Is there a parameter which I can use, which can try to quantify the seasonality and MAPE together in the output and help me make a better decision of choosing the most appropriate model?
An example: I am forecasting for products (weekly, for 52 weeks) for, e.g., sales. I need to know how many will I sell each week. But if I get a flat line as my best output, I would not know exactly how much will I sell each week. This will stop me from estimating accurately how much space is required to keep these products. But if the 2nd best model, that has a little higher MAPE, but captures seasonality, then it enables me to decide that, okay, I need 'x' shelves to keep these products.

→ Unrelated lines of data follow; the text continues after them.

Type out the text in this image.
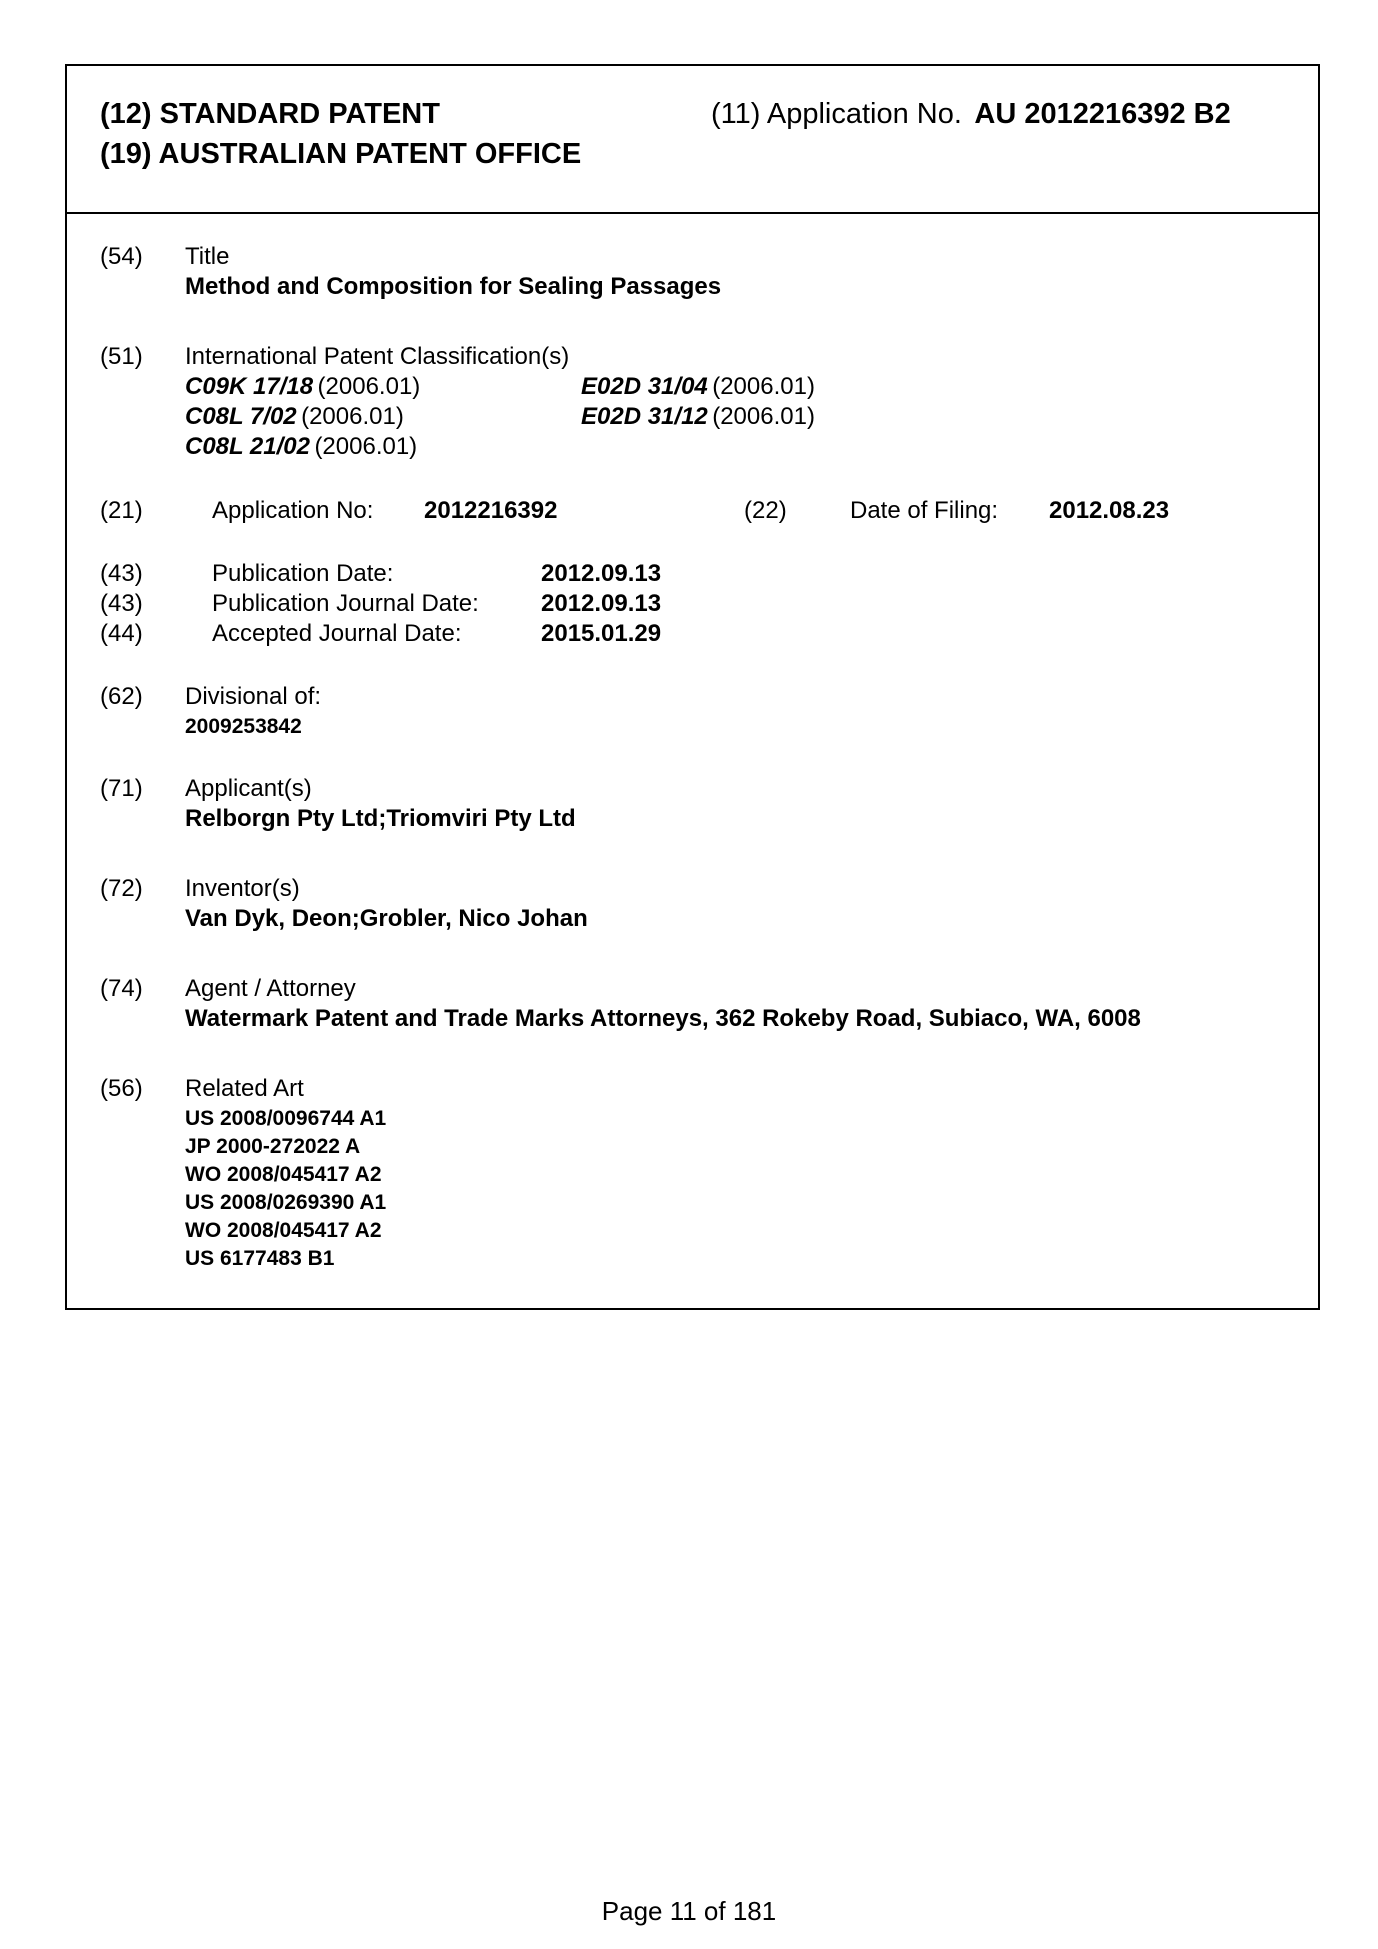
(12) STANDARD PATENT
(19) AUSTRALIAN PATENT OFFICE
(11) Application No. AU 2012216392 B2
(54) Title
Method and Composition for Sealing Passages
(51) International Patent Classification(s)
C09K 17/18 (2006.01)	E02D 31/04 (2006.01)
C08L 7/02 (2006.01)	E02D 31/12 (2006.01)
C08L 21/02 (2006.01)
(21)	Application No: 2012216392	(22)	Date of Filing: 2012.08.23
(43)	Publication Date:	2012.09.13
(43)	Publication Journal Date:	2012.09.13
(44)	Accepted Journal Date:	2015.01.29
(62) Divisional of:
2009253842
(71) Applicant(s)
Relborgn Pty Ltd;Triomviri Pty Ltd
(72) Inventor(s)
Van Dyk, Deon;Grobler, Nico Johan
(74) Agent / Attorney
Watermark Patent and Trade Marks Attorneys, 362 Rokeby Road, Subiaco, WA, 6008
(56) Related Art
US 2008/0096744 A1
JP 2000-272022 A
WO 2008/045417 A2
US 2008/0269390 A1
WO 2008/045417 A2
US 6177483 B1
Page 11 of 181
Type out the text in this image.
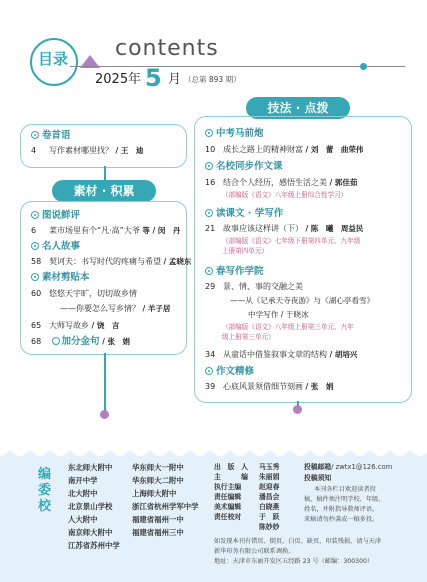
目录 contents
2025 年 5 月 （总第 893 期）
卷首语
4 写作素材哪里找？ / 王　迪
素材 · 积累
图说鲜评
6 菜市场里有个“凡·高”大爷 等 / 闵　丹
名人故事
58 契诃夫：书写时代的疼痛与希望 / 孟晓东
素材剪贴本
60 悠悠天宇旷，切切故乡情
——你要怎么写乡情？ / 羊子居
65 大师写故乡 / 饶　言
68 加分金句 / 张　娟
技法 · 点拨
中考马前炮
10 成长之路上的精神财富 / 刘　蕾　曲荣伟
名校同步作文课
16 结合个人经历，感悟生活之美 / 郭佳茹
（部编版《语文》八年级上册综合性学习）
读课文 · 学写作
21 故事应该这样讲（下） / 陈　曦　周益民
（部编版《语文》七年级下册第四单元、九年级
上册第四单元）
春写作学院
29 景、情、事的交融之美
——从《记承天寺夜游》与《湖心亭看雪》
中学写作 / 于晓冰
（部编版《语文》八年级上册第三单元、九年
级上册第三单元）
34 从童话中借鉴叙事文章的结构 / 胡培兴
作文精修
39 心底风景须借细节刻画 / 张　娟
编
委
校
东北师大附中
南开中学
北大附中
北京景山学校
人大附中
南京师大附中
江苏省苏州中学
华东师大一附中
华东师大二附中
上海师大附中
浙江省杭州学军中学
福建省福州一中
福建省福州三中
出　版　人
主　　　编
执行主编
责任编辑
美术编辑
责任校对
马玉秀
朱丽娟
赵迎春
潘昌会
白晓燕
于　跃
陈妙妙
投稿邮箱/ zwtx1@126.com
投稿须知
本刊各栏目欢迎读者投
稿，稿件须注明学校、年级、
姓名，并附指导教师评语。
来稿请勿抄袭或一稿多投。
如发现本刊有错页、倒页、白页、缺页、印装残损，请与天津
新华印务有限公司联系调换。
地址：天津市东丽开发区五经路 23 号（邮编：300300）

So these kind of small decisions, are more accurate if the seasonality is captured in the output. So I need to find a middle ground somewhere, a combination of some sort of MAPE and seasonality or any other metric which can help in deciding such things.
 A: Sometimes a flat line is the best forecast. Not everything is seasonal. Random variations can look like seasonality, but the standard tests, e.g., in R's auto.arima(), often do a pretty good job at deciding whether a given time series should be modeled using seasonality or not (however, see below on averaging). If you force seasonality, you may end up overfitting and getting bad forecasts.
To assess forecasting accuracy, use a holdout sample: keep your last 10 or 20 observations out of the training sample. Fit your eight models to the remaining observations, and forecast them out into the holdout sample. Check which model has the lowest Mean Absolute Deviation. Then refit this model on the whole sample and use it to forecast.
You may also want to look at taking all eight forecasts for a given time series and average them in each forecast time bucket. Averages of forecasts very often outperform selecting a "best" method. This is a common finding in the forecasting literature (see here and the references given there).